MOTHER. (In the hallway she breaks down further.) I have never wanted to go back to the south to live. I hate it. I suffered nothing but humiliation and why should I have gone back there?
FATHER. You ought to have gone back with me. It's what I wanted to do.
MOTHER. I never wanted to go back.
FATHER. You yellow bastard. You're a yellow bastard. That's why you didn't want to go back.
MOTHER. You black nigger.
JEAN PETERS. (Reciting her play.) I call God and the Owl answers, it haunts my tower, calling, its feathers are blowing against the cell wall, it comes feathered, great hollow-eyes, with yellow skin and yellow eyes, the flying bastard. From my tower I keep calling and the only answer is the Owl.
July 8 I got a telegram from my mother. It said your brother has been in an accident and has been unconscious since last night in St. Luke's hospital. Love, Mother. I came home.

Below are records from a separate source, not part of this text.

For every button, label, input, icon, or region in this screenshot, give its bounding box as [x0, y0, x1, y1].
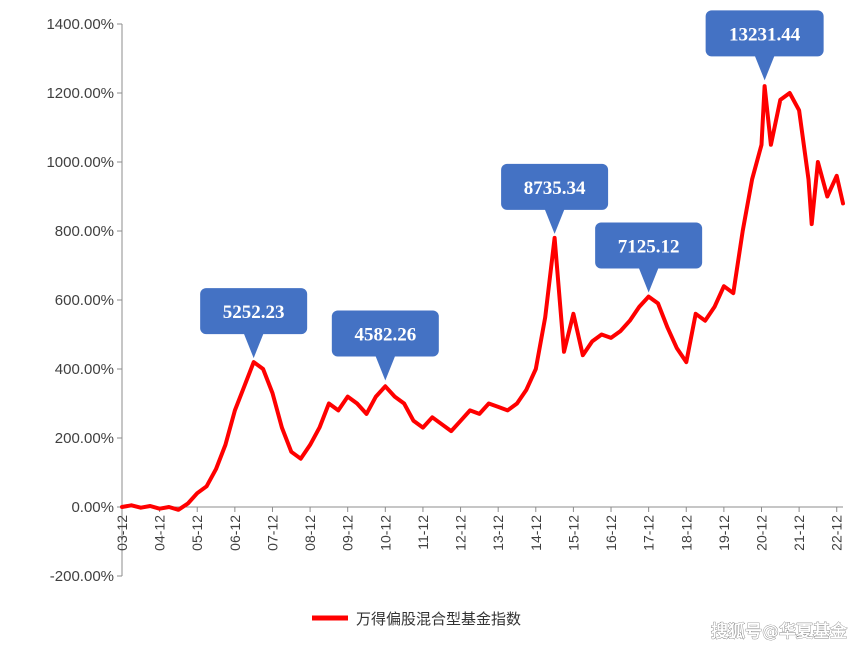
y-tick-label: 600.00%	[55, 292, 114, 309]
x-tick-label: 05-12	[189, 515, 205, 551]
callout-layer: 5252.23 4582.26 8735.34 7125.12 13231.44	[200, 10, 824, 381]
callout-pointer	[375, 355, 396, 381]
callout-box	[705, 10, 824, 57]
y-tick-label: 1200.00%	[46, 85, 114, 102]
x-tick-label: 10-12	[377, 515, 393, 551]
callout: 4582.26	[331, 310, 439, 381]
callout-label: 13231.44	[729, 24, 801, 45]
callout-label: 4582.26	[354, 325, 416, 346]
x-tick-label: 16-12	[603, 515, 619, 551]
y-tick-label: -200.00%	[50, 568, 114, 585]
y-tick-label: 800.00%	[55, 223, 114, 240]
legend-label: 万得偏股混合型基金指数	[356, 610, 521, 628]
x-tick-label: 12-12	[453, 515, 469, 551]
callout-label: 7125.12	[618, 237, 680, 258]
x-tick-label: 17-12	[641, 515, 657, 551]
callout-box	[331, 310, 439, 357]
x-tick-label: 20-12	[753, 515, 769, 551]
x-tick-label: 08-12	[302, 515, 318, 551]
x-tick-label: 06-12	[227, 515, 243, 551]
callout-box	[501, 163, 609, 210]
callout-pointer	[544, 208, 565, 234]
x-tick-label: 21-12	[791, 515, 807, 551]
callout-pointer	[638, 267, 659, 293]
y-tick-label: 0.00%	[71, 499, 114, 516]
x-tick-label: 04-12	[152, 515, 168, 551]
callout: 7125.12	[595, 222, 703, 293]
series-line	[120, 84, 845, 512]
x-tick-label: 22-12	[829, 515, 845, 551]
x-tick-label: 14-12	[528, 515, 544, 551]
callout-pointer	[243, 333, 264, 359]
x-tick-label: 19-12	[716, 515, 732, 551]
series-layer	[120, 84, 845, 512]
x-tick-label: 03-12	[114, 515, 130, 551]
watermark-text: 搜狐号@华夏基金	[711, 621, 848, 642]
callout-label: 5252.23	[223, 302, 285, 323]
x-tick-label: 15-12	[565, 515, 581, 551]
callout-box	[200, 288, 308, 335]
legend: 万得偏股混合型基金指数	[312, 610, 521, 628]
y-tick-label: 1400.00%	[46, 16, 114, 33]
x-tick-label: 07-12	[264, 515, 280, 551]
callout-box	[595, 222, 703, 269]
x-tick-label: 13-12	[490, 515, 506, 551]
callout-pointer	[754, 55, 775, 81]
y-tick-label: 200.00%	[55, 430, 114, 447]
callout: 13231.44	[705, 10, 824, 81]
callout-label: 8735.34	[524, 178, 586, 199]
y-tick-label: 400.00%	[55, 361, 114, 378]
y-tick-label: 1000.00%	[46, 154, 114, 171]
x-axis: 03-12 04-12 05-12 06-12 07-12 08-12 09-12 10-12…	[114, 506, 845, 551]
x-tick-label: 18-12	[678, 515, 694, 551]
callout: 8735.34	[501, 163, 609, 234]
x-tick-label: 09-12	[340, 515, 356, 551]
callout: 5252.23	[200, 288, 308, 359]
x-tick-label: 11-12	[415, 515, 431, 550]
y-axis: 1400.00% 1200.00% 1000.00% 800.00% 600.00% 40…	[46, 16, 123, 585]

My brother is in a white gown on white sheets.
(The MOTHER and the FATHER walk away from one another. A sudden bright light on the Hospital Lobby and on Wally's room. CLARA has come to the doorway and watches her parents.)
MOTHER. (To both her former husband and her daughter.) I was asleep and the police called and told me Wally didn't feel well and would I please come down to the police station and pick him up. When I arrived at the police station they told me they had just taken him to the hospital because he felt worse and they would drive to the hospital. When I arrived here the doctor told me the truth: Wally's car had crashed into another car at an intersection and Wally had been thrown from the car, his body hitting a mail box and he was close to death.